Je nach dem von wo man die Radtour starten möchte, wird man unter Umständen die Öffis verwenden, um mit dem Fahrrad dorthin zu gelangen. Wir starteten unsere City-Mauerradweg-Tour in Wittenau, im Nordosten Berlins, und fuhren mit der S85 ab der Station Schönhauser Allee dorthin. Für das Rad benötigt man ein eigenes Ticket. Und manchmal ist die S-Bahnfahrt mühsam, doch lohnend.
Die Strecke durch die Stadt führte uns von Wittenau nach Treptow und dauerte rund 8 gemütliche, unglaublich informative, mitunter sehr emotionale und vor allem kurzweilige Radstunden durch die neuere Berliner Zeitgeschichte.

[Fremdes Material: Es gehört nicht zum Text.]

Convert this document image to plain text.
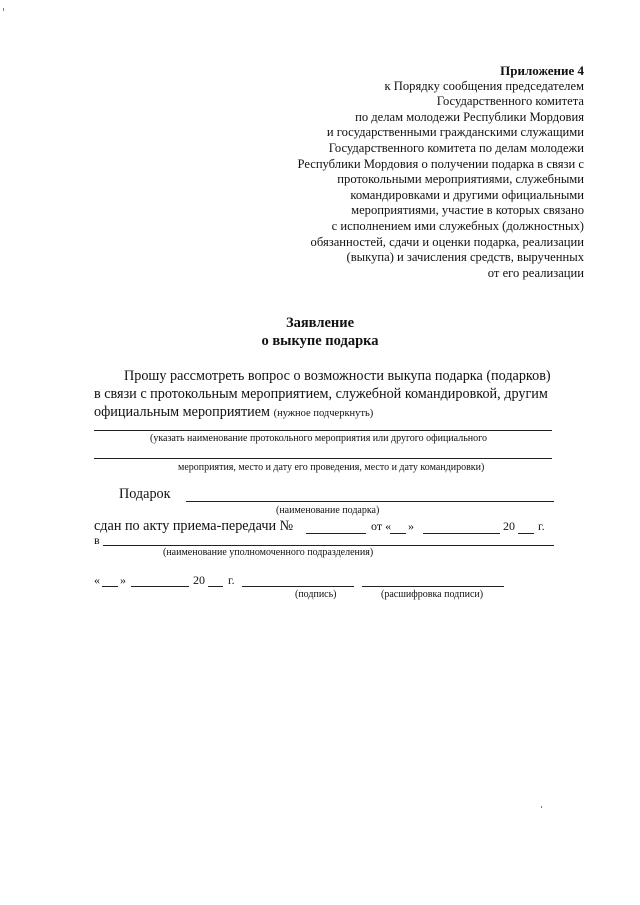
Приложение 4
к Порядку сообщения председателем
Государственного комитета
по делам молодежи Республики Мордовия
и государственными гражданскими служащими
Государственного комитета по делам молодежи
Республики Мордовия о получении подарка в связи с
протокольными мероприятиями, служебными
командировками и другими официальными
мероприятиями, участие в которых связано
с исполнением ими служебных (должностных)
обязанностей, сдачи и оценки подарка, реализации
(выкупа) и зачисления средств, вырученных
от его реализации
Заявление
о выкупе подарка
Прошу рассмотреть вопрос о возможности выкупа подарка (подарков)
в связи с протокольным мероприятием, служебной командировкой, другим
официальным мероприятием (нужное подчеркнуть)
(указать наименование протокольного мероприятия или другого официального
мероприятия, место и дату его проведения, место и дату командировки)
Подарок
(наименование подарка)
сдан по акту приема-передачи №	от « »	20 г.
в
(наименование уполномоченного подразделения)
« »	20 г.
(подпись)	(расшифровка подписи)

Berlin ist eine Fahrradstadt. Von ganz wenigen Ausnahmen abgesehen ist man auf den Berliner Straßen mit dem Rad perfekt aufgestellt. Es gibt großzügige Fahrradstreifen bis hin zu ganzen Fahrradstraßen. Ein geniales Ampel- und Kreuzungssystem bevorzugt die Radfahrer, und die Berliner Autofahrer (KFZ Kennzeichen B) nehmen vorbildlich Rücksicht auf die Radler. Aufpassen muss man nur bei „Nicht-Berliner-Kennzeichen“. Man ist also auch auf dem Mauerradweg durch die City sicher unterwegs.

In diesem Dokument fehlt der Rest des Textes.